The Supreme Court today upheld the Patent Trial and Appeal Board’s use of the Broadest Reasonable Interpretation (“BRI”) standard when reviewing unexpired patent claims in PTAB trials, such as Inter Partes Reviews (“IPRs”). The Court also held that the PTAB’s decisions regarding whether to institute proceedings are typically not appealable. However, the Court left the door open to certain challenges, such as when a “constitutional question” is at issue.

The ruling comes in a closely-watched case involving an appeal from the first ever IPR, Garmin International Inc. v. Cuozzo Speed Technologies LLC, IPR2012-00001, filed on September 16, 2012 – the first date such reviews were permitted under the America Invents Act (“AIA”). After losing at the PTAB, patent owner Cuozzo appealed to the Court of Appeals for the Federal Circuit, asserting (among other issues) that the PTAB improperly instituted review on a few claims that were not explicitly challenged in Garmin’s petition, and that the PTAB improperly interpreted the challenged claims under the BRI standard, rather than the narrower claim construction standard used in the district courts. The Federal Circuit affirmed the PTAB, ruling that the AIA precluded judicial review of the PTAB’s institution decision, and that the PTAB acted within its discretion in adopting the BRI standard for claim construction. The Supreme Court subsequently accepted those issues for review.

As to the first issue, the Court split 6-2. Justice Breyer authored the majority opinion, which determined that the AIA “does bar judicial review of the kind of mine-run claim at issue” in Cuozzo’s challenge. The Court reasoned that the statute’s text (which makes institution decisions “final and nonappealable”) commanded this result, and noted that the alternative ruling would frustrate the “congressional objective” of eliminating “bad patents” by permitting PTAB decisions invalidating such patent claims to be “unwound under some minor statutory technicality.” The majority, however, left the door open to some challenges to the PTAB’s preliminary institution decisions, such as those that “implicate constitutional questions” or when the PTAB acts in an “arbitrary [and] capricious” manner. The dissent, authored by Justice Alito, would have permitted broader appellate review of the PTAB’s decisions instituting AIA Trials, but not its decisions refusing to institute those trials.

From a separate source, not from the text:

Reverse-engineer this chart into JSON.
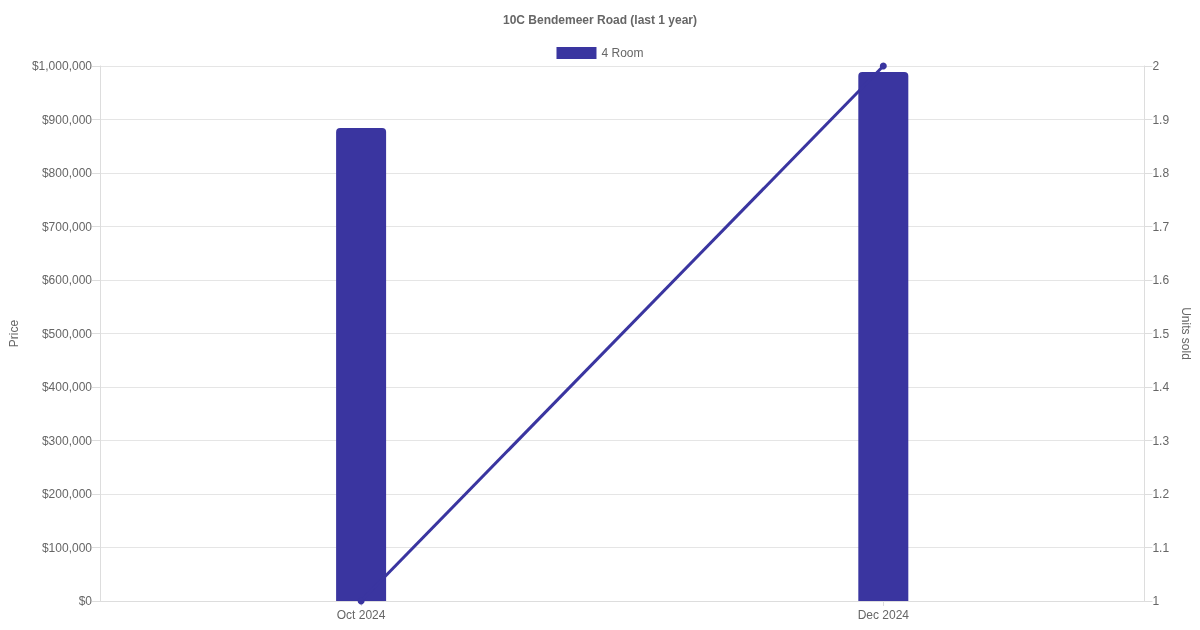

As to the second issue, the Court unanimously held that the PTAB was within its discretion to apply the BRI standard to interpret unexpired claims during AIA Trials. The Court rejected Cuozzo’s argument that Congress intended AIA Trials to mirror district court litigation, concluding that an IPR “is less like a judicial proceeding and more like a specialized agency proceeding.” The Court reasoned that the use of BRI was “not unfair” to patent owners, who have several opportunities during the original patent application process, and one opportunity during the IPR itself, to introduce claim amendments and avoid “overly broad claims.” The Court also did not appear concerned by Cuozzo’s argument that that the PTAB and the district courts might reach inconsistent results when analyzing the same evidence under the different standards, given that the possibility of inconsistent results “has long been present in our patent system” and was “inherent to Congress’ regulatory design.”